The Swan 66 is a series of Finnish sailboats that were designed by Germán Frers as a cruiser-racers and first built in 2006. The boat was produced in the Swan 66 S (salon) and FD (flush deck) models. Both use the same hull design but different decks, and were introduced as part of celebrations of the builder's 40th anniversary.

==Production==
The design was built by Oy Nautor AB in Finland, from 2006 to 2017, but it is now out of production.

==Design==
The Swan 66 is a recreational keelboat, built predominantly of vinylester glassfibre over a PVC core, with carbon fibre reinforcement and wooden trim. It has a masthead sloop rig, with a keel-stepped mast, three sets of swept spreaders and carbon fibre spars with stainless steel rod standing rigging. The hull has a slightly raked stem, a reverse transom with a drop-down tailgate swimming platform, an internally mounted spade-type rudder controlled by dual carbon fibre wheels and a fixed fin keel. The boat has a dinghy garage located under the cockpit. It displaces 66000 lb and carries 20720 lb of lead ballast.

The "S" model has a high coach house, while the "FD" has a walk-over cabin top.

The boat has a draft of 10.50 ft with the standard keel.

The "FD" model is fitted with an Austrian Steyr Motors GmbH MO166K28 6-cylinder 160 hp diesel engine, while the "S" model has a Yanmar 163 hp diesel engine for docking and manoeuvring. The fuel tank holds 211 u.s.gal and the fresh water tank has a capacity of 264 u.s.gal.
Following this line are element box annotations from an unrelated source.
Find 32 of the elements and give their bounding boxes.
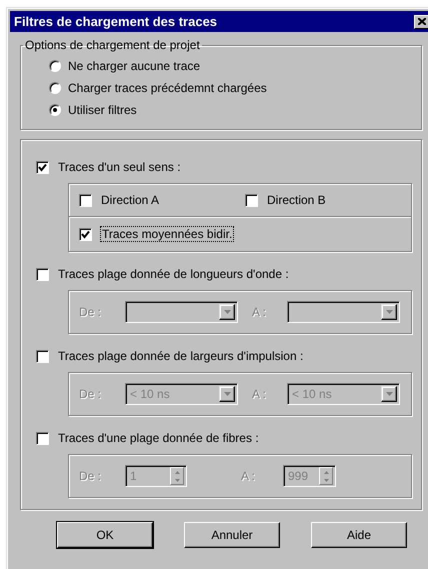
checkbox-label: Traces plage donnée de longueurs d'onde : bbox=[58, 267, 289, 281]
checkbox-label: Traces d'une plage donnée de fibres : bbox=[58, 431, 259, 445]
field-label: De : bbox=[79, 469, 102, 483]
spin-buttons-icon bbox=[319, 467, 333, 485]
radio-button[interactable] bbox=[49, 82, 61, 94]
radio-label: Ne charger aucune trace bbox=[68, 59, 200, 73]
spin-buttons-icon bbox=[170, 467, 184, 485]
checkbox-label: Traces moyennées bidir. bbox=[101, 227, 234, 241]
checkbox-label: Traces d'un seul sens : bbox=[58, 160, 181, 174]
field-label: A : bbox=[252, 305, 268, 319]
close-button[interactable] bbox=[414, 14, 428, 28]
field-label: De : bbox=[79, 305, 102, 319]
dialog-button[interactable]: Annuler bbox=[184, 522, 280, 548]
radio-button[interactable] bbox=[49, 60, 61, 72]
field-label: De : bbox=[79, 387, 102, 401]
window-title: Filtres de chargement des traces bbox=[14, 14, 218, 29]
checkbox-label: Direction A bbox=[101, 193, 160, 207]
checkbox[interactable] bbox=[79, 194, 92, 206]
checkbox[interactable] bbox=[36, 160, 49, 174]
field-label: A : bbox=[241, 469, 256, 483]
radio-label: Charger traces précédemnt chargées bbox=[68, 81, 267, 95]
close-icon bbox=[418, 18, 426, 25]
radio-label: Utiliser filtres bbox=[68, 103, 137, 117]
checkbox[interactable] bbox=[245, 194, 258, 206]
field-label: A : bbox=[252, 387, 268, 401]
group-label: Options de chargement de projet bbox=[24, 38, 201, 52]
checkbox-label: Traces plage donnée de largeurs d'impulsion : bbox=[58, 349, 304, 363]
dialog-button[interactable]: Aide bbox=[311, 522, 407, 548]
dialog-button[interactable]: OK bbox=[57, 522, 153, 548]
radio-button[interactable] bbox=[49, 104, 61, 116]
checkbox-label: Direction B bbox=[267, 193, 326, 207]
checkbox[interactable] bbox=[79, 228, 92, 240]
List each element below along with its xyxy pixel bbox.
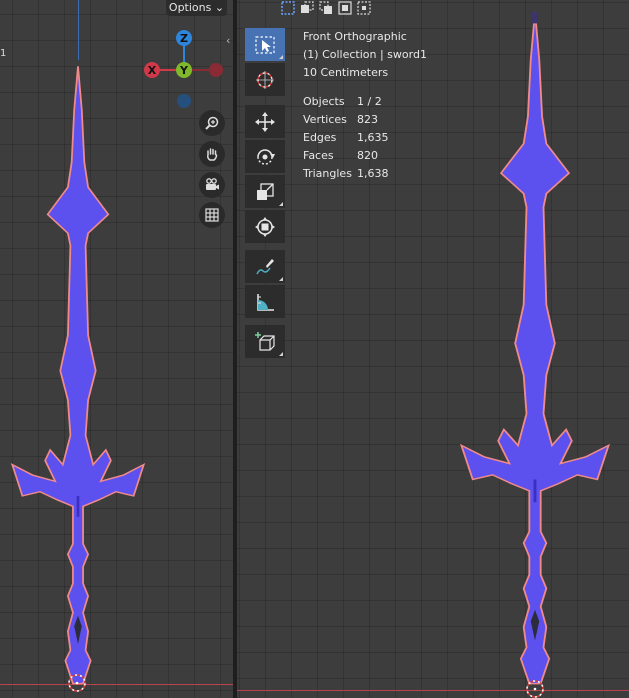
select-subtract-icon[interactable] [318,0,334,16]
grid-view-button[interactable] [199,202,225,228]
options-label: Options [168,1,212,14]
stat-label: Faces [303,149,334,162]
z-axis-line [78,0,79,60]
collapse-sidebar-icon[interactable]: ‹ [226,34,230,47]
scale-tool[interactable] [245,175,285,208]
stat-row: Objects 1 / 2 [303,93,427,111]
cursor-tool[interactable] [245,63,285,96]
scale-icon [257,182,274,200]
grid-icon [205,208,219,222]
3d-cursor-icon[interactable] [524,678,546,698]
stat-row: Vertices 823 [303,111,427,129]
transform-icon [255,216,275,237]
view-name: Front Orthographic [303,30,407,43]
grid-scale: 10 Centimeters [303,66,389,79]
pan-button[interactable] [199,141,225,167]
options-dropdown[interactable]: Options ⌄ [166,0,227,16]
viewport-info-overlay: Front Orthographic (1) Collection | swor… [303,28,427,183]
x-label: X [148,64,157,77]
navigation-gizmo[interactable]: Z X Y [140,28,226,114]
stat-value: 1 / 2 [357,95,382,108]
neg-z-axis-handle[interactable] [177,94,191,108]
transform-tool[interactable] [245,210,285,243]
annotate-tool[interactable] [245,250,285,283]
selection-mode-group [280,0,372,16]
chevron-down-icon: ⌄ [214,1,225,14]
camera-view-button[interactable] [199,172,225,198]
neg-x-axis-handle[interactable] [209,63,223,77]
3d-cursor-icon[interactable] [66,672,88,694]
stat-row: Edges 1,635 [303,129,427,147]
move-tool[interactable] [245,105,285,138]
scene-statistics: Objects 1 / 2 Vertices 823 Edges 1,635 Face… [303,93,427,183]
stat-value: 1,638 [357,167,389,180]
stat-row: Faces 820 [303,147,427,165]
stat-label: Edges [303,131,337,144]
annotate-icon [256,258,274,274]
left-3d-viewport[interactable]: 1 Options ⌄ ‹ Z X Y [0,0,233,698]
select-extend-icon[interactable] [299,0,315,16]
add-cube-tool[interactable] [245,325,285,358]
sword-mesh[interactable] [11,58,145,694]
right-3d-viewport[interactable] [237,0,629,698]
select-difference-icon[interactable] [337,0,353,16]
move-icon [255,111,275,132]
zoom-button[interactable] [199,110,225,136]
stat-label: Triangles [303,167,352,180]
camera-icon [206,178,219,190]
z-label: Z [180,32,188,45]
rotate-icon [257,148,275,165]
hand-pan-icon [207,148,218,161]
collection-name: (1) Collection | sword1 [303,48,427,61]
zoom-icon [205,116,219,130]
stat-value: 823 [357,113,378,126]
rotate-tool[interactable] [245,140,285,173]
stat-label: Objects [303,95,345,108]
y-label: Y [179,64,189,77]
select-box-icon [255,35,275,54]
select-intersect-icon[interactable] [356,0,372,16]
stat-row: Triangles 1,638 [303,165,427,183]
sword-mesh[interactable] [460,3,610,695]
measure-icon [257,293,274,311]
edge-label: 1 [0,48,7,59]
cursor-icon [256,70,274,89]
add-cube-icon [255,331,275,351]
stat-label: Vertices [303,113,347,126]
select-new-icon[interactable] [280,0,296,16]
select-box-tool[interactable] [245,28,285,61]
stat-value: 820 [357,149,378,162]
stat-value: 1,635 [357,131,389,144]
measure-tool[interactable] [245,285,285,318]
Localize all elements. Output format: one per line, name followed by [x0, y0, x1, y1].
Interior layouts vary, but typical is sleeping accommodation for six people in four cabins, with a double berth in the forward cabin, Two midship cabins, one with a single and one with a double, two L-shaped settees in the main cabin and an aft cabin with a single berth on the starboard side. The galley is located on the port side aft of the companionway ladder. The galley is C-shaped and is equipped with a four-burner stove, an ice box and a double sink. A navigation station is located in the main cabin, on the starboard side. There are four heads, one for each cabin.
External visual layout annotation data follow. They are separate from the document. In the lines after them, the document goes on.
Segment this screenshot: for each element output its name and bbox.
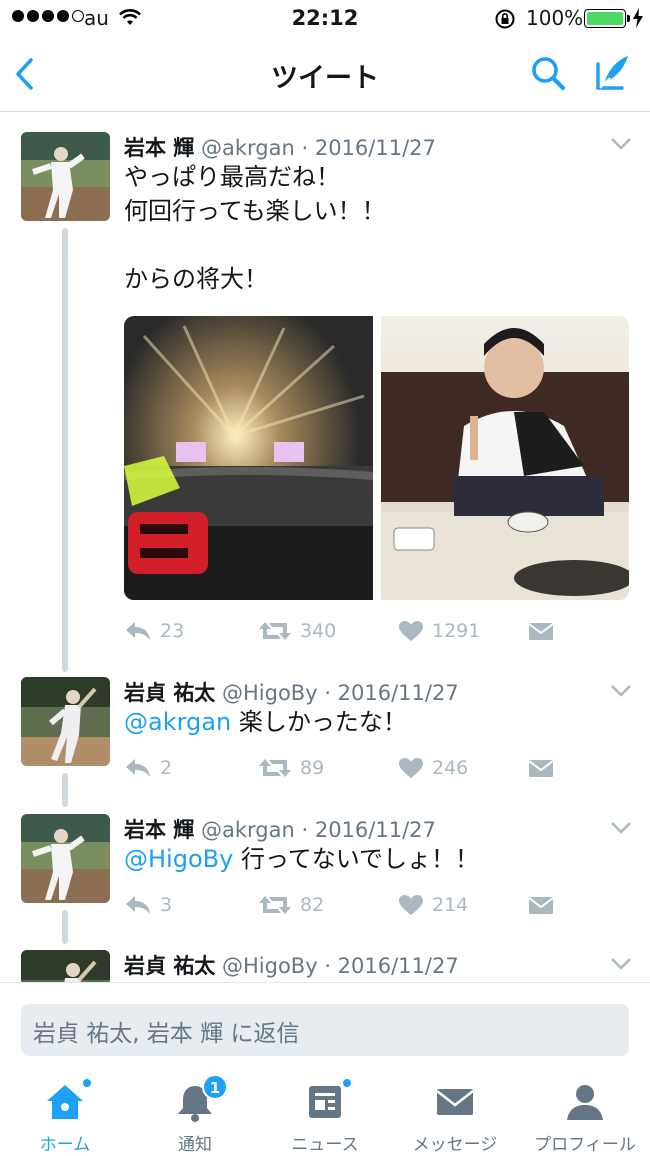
reply-count: 2 [160,757,173,779]
chevron-down-icon[interactable] [610,683,632,702]
chevron-down-icon[interactable] [610,136,632,155]
reply-input[interactable]: 岩貞 祐太, 岩本 輝 に返信 [21,1004,629,1056]
tab-news[interactable]: ニュース [260,1078,390,1155]
like-button[interactable]: 246 [398,757,468,779]
reply-button[interactable]: 2 [124,757,172,779]
tab-notifications[interactable]: 1 通知 [130,1074,260,1155]
retweet-count: 340 [300,620,337,642]
user-name[interactable]: 岩貞 祐太 [124,954,215,978]
battery-percent: 100% [526,6,584,30]
tweet-text: @HigoBy 行ってないでしょ！！ [124,845,480,873]
notification-badge: 1 [202,1074,228,1100]
tab-bar: ホーム 1 通知 ニュース メッセージ プロフィール [0,1070,650,1156]
navigation-bar: ツイート [0,38,650,112]
tweet-actions: 3 82 214 [124,894,624,924]
reply-count: 3 [160,894,173,916]
user-handle: @akrgan · 2016/11/27 [201,818,436,842]
tweet-text: やっぱり最高だね！ 何回行っても楽しい！！ からの将大！ [124,163,386,293]
avatar[interactable] [21,814,110,903]
new-indicator-dot [342,1078,352,1088]
like-count: 214 [432,894,469,916]
reply-bar: 岩貞 祐太, 岩本 輝 に返信 [0,982,650,1070]
like-count: 1291 [432,620,481,642]
tweet-actions: 2 89 246 [124,757,624,787]
tweet-media[interactable] [124,316,629,600]
user-name[interactable]: 岩本 輝 [124,818,194,842]
bell-icon: 1 [130,1074,260,1124]
compose-icon[interactable] [592,52,634,98]
direct-message-button[interactable] [528,757,554,779]
retweet-button[interactable]: 89 [258,757,324,779]
tab-label: メッセージ [412,1135,498,1155]
tab-home[interactable]: ホーム [0,1078,130,1155]
chevron-down-icon[interactable] [610,956,632,975]
user-handle: @akrgan · 2016/11/27 [201,136,436,160]
retweet-button[interactable]: 82 [258,894,324,916]
user-handle: @HigoBy · 2016/11/27 [222,681,459,705]
tweet-actions: 23 340 1291 [124,620,624,650]
charging-bolt-icon [632,8,644,33]
home-icon [0,1078,130,1124]
reply-button[interactable]: 23 [124,620,184,642]
user-name[interactable]: 岩本 輝 [124,136,194,160]
direct-message-button[interactable] [528,620,554,642]
mention-link[interactable]: @HigoBy [124,845,233,873]
reply-count: 23 [160,620,185,642]
tab-label: プロフィール [534,1135,636,1155]
conversation-timeline[interactable]: 岩本 輝 @akrgan · 2016/11/27 やっぱり最高だね！ 何回行っ… [0,112,650,982]
status-bar: au 22:12 100% [0,0,650,38]
news-icon [260,1078,390,1124]
mention-link[interactable]: @akrgan [124,708,231,736]
person-icon [520,1080,650,1124]
direct-message-button[interactable] [528,894,554,916]
rotation-lock-icon [494,8,516,35]
reply-button[interactable]: 3 [124,894,172,916]
retweet-button[interactable]: 340 [258,620,336,642]
avatar[interactable] [21,132,110,221]
tab-label: ホーム [39,1135,91,1155]
chevron-down-icon[interactable] [610,820,632,839]
envelope-icon [390,1080,520,1124]
like-count: 246 [432,757,469,779]
like-button[interactable]: 1291 [398,620,480,642]
user-name[interactable]: 岩貞 祐太 [124,681,215,705]
avatar[interactable] [21,950,110,982]
tab-label: ニュース [291,1135,359,1155]
avatar[interactable] [21,677,110,766]
battery-icon [584,9,626,28]
tab-messages[interactable]: メッセージ [390,1080,520,1155]
retweet-count: 82 [300,894,325,916]
like-button[interactable]: 214 [398,894,468,916]
tweet-text: @akrgan 楽しかったな！ [124,708,407,736]
user-handle: @HigoBy · 2016/11/27 [222,954,459,978]
retweet-count: 89 [300,757,325,779]
tab-label: 通知 [178,1135,212,1155]
search-icon[interactable] [528,54,568,98]
new-indicator-dot [82,1078,92,1088]
tab-profile[interactable]: プロフィール [520,1080,650,1155]
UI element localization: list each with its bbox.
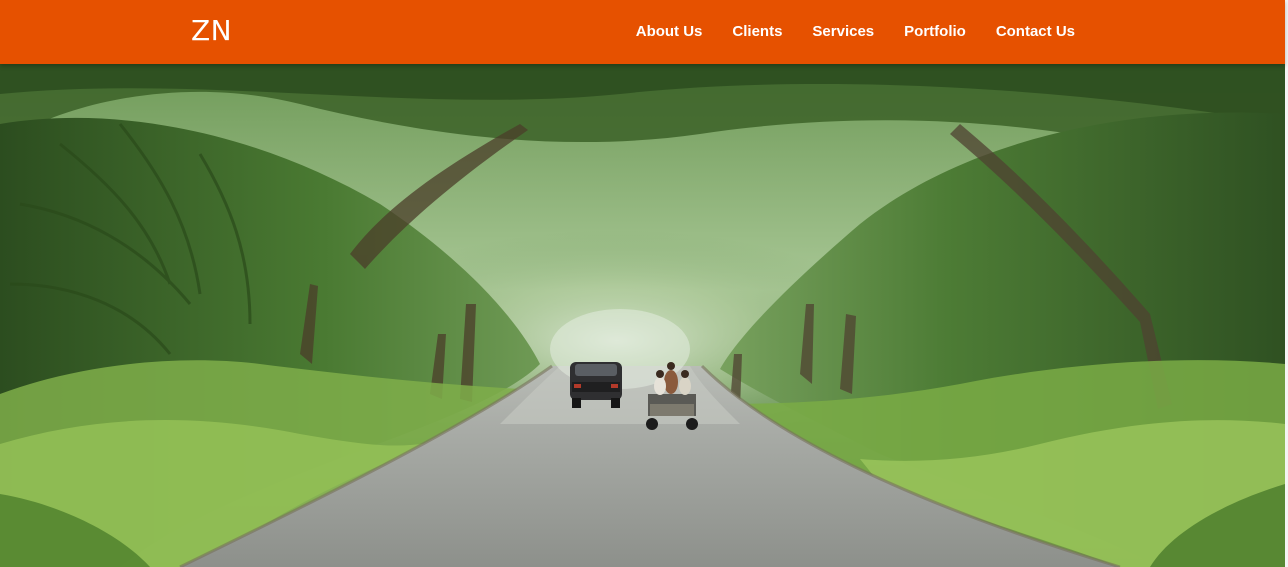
nav-link-services[interactable]: Services [797,0,889,64]
brand-logo[interactable]: ZN [191,14,232,48]
nav-link-portfolio[interactable]: Portfolio [889,0,981,64]
nav-link-clients[interactable]: Clients [717,0,797,64]
nav-link-about-us[interactable]: About Us [621,0,718,64]
top-navbar: ZN About Us Clients Services Portfolio C… [0,0,1285,64]
hero-image [0,64,1285,567]
hero-photo-illustration [0,64,1285,567]
main-nav: About Us Clients Services Portfolio Cont… [621,0,1088,64]
nav-link-contact-us[interactable]: Contact Us [981,0,1088,64]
For sailing downwind the design may be equipped with a asymmetrical spinnaker.

The design has a hull speed of 10.06 kn.

==Operational history==
In a 2011 Sail Magazine review, Charles J. Doane wrote, "you can order a Swan 66 in either an FD (flush deck) configuration, like Lionessa, or as an S (deck saloon) model. I rather prefer the FD boat, precisely because its lines strongly recall those of earlier Swans. The deck, in fact, is not perfectly flush, but functionally so, as the slim wedge of the full-length cabinhouse, so evocative of Swans past, is visually noticeable, but not physically apparent when you are actually working the deck. The S model, by comparison, carries a bolder imprimatur of Italian styling. The deck is truly flush from the stem as far back as the mast, then comes the raised blister of the saloon deckhouse, which blends seamlessly into one large unitary cockpit that inhabits the back third of the boat. Down below, you'll find the saloon itself is not raised. The large saloon windows no doubt do let in a lot of light, but unless you are tall, they'll do little to expand the view from within. The interior trim is also more Euro contemporary, with less teak and more open stark-white surfaces."

In a 2012 review for Yachting, Dennis Caprio described sailing the FD model, "we found her groove at 28 degrees to the apparent wind on one tack, but the conditions changed frequently. At one point, we saw 15 knots of wind aloft and almost nothing at the surface. She seemed happiest to me sailing at 33 to 35 degrees to the apparent wind in these gusty conditions. Our speed over the ground fluctuated between 9 and 10 knots."